Del Harvey, Twitter’s resident troll hunter, has a fitting, if unusual, backstory for somebody in charge of policing one of the Internet’s most ungovernable platforms. As a teenager, she spent a summer as a lifeguard at a state mental institution; at 21, she began volunteering for Perverted Justice, a vigilante group that lures pedophiles into online chat rooms and exposes their identities. When the group partnered with NBC in 2004 to launch To Catch a Predator,Harvey posed as a child to help put pedophiles in jail. In 2008, she joined Twitter, then a small status-updating service whose 140-character quirk was based on the amount of alphanumerics that could be contained on a flip-phone screen. She was employee No. 25, and her job was to combat spam accounts.

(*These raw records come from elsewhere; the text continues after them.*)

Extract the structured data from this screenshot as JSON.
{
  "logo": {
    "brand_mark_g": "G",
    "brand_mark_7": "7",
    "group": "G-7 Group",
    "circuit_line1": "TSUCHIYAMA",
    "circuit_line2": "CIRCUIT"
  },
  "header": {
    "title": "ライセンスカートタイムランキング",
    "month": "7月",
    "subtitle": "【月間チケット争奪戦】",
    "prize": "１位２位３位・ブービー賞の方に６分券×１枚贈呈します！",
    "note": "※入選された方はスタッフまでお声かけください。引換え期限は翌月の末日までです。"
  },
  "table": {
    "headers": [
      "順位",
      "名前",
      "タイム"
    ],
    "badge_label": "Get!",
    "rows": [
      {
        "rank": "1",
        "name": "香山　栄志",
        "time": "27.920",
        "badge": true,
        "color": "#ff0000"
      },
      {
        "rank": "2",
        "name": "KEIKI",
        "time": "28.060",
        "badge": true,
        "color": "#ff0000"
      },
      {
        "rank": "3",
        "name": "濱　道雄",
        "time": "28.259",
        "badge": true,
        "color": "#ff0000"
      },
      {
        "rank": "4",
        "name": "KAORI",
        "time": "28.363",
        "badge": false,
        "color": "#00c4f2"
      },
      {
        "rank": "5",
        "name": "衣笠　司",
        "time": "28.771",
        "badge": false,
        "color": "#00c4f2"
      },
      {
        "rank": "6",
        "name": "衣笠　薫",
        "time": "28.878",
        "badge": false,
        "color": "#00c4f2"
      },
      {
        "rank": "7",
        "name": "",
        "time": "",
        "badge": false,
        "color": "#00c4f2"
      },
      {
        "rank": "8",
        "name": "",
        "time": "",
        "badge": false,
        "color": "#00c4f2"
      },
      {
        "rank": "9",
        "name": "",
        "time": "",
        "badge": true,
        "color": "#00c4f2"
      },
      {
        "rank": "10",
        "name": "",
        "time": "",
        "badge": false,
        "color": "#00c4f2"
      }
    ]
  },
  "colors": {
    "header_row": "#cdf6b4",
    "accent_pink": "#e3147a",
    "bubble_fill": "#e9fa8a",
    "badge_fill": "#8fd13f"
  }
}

Harvey’s bildungsroman is legend inside Twitter, where she now serves as vice president of trust and safety, effectively commanding a massive, never-ending war between the company’s censors and a legion of Russian bots, sexual harassers, neo-Nazis, and Turkish hackers who have, at times, seemed to overwhelm the platform. For the past decade, she has been at the forefront of that battle, winning the loyalty of Twitter employees who respect her deep institutional knowledge. But as Twitter has grown from a small messaging platform with no revenue to a $25 billion public company, many company insiders have come to a frustrating conclusion: it’s a war that Harvey is losing.

A pretty damning article from Maya Kosoff, but not wrong.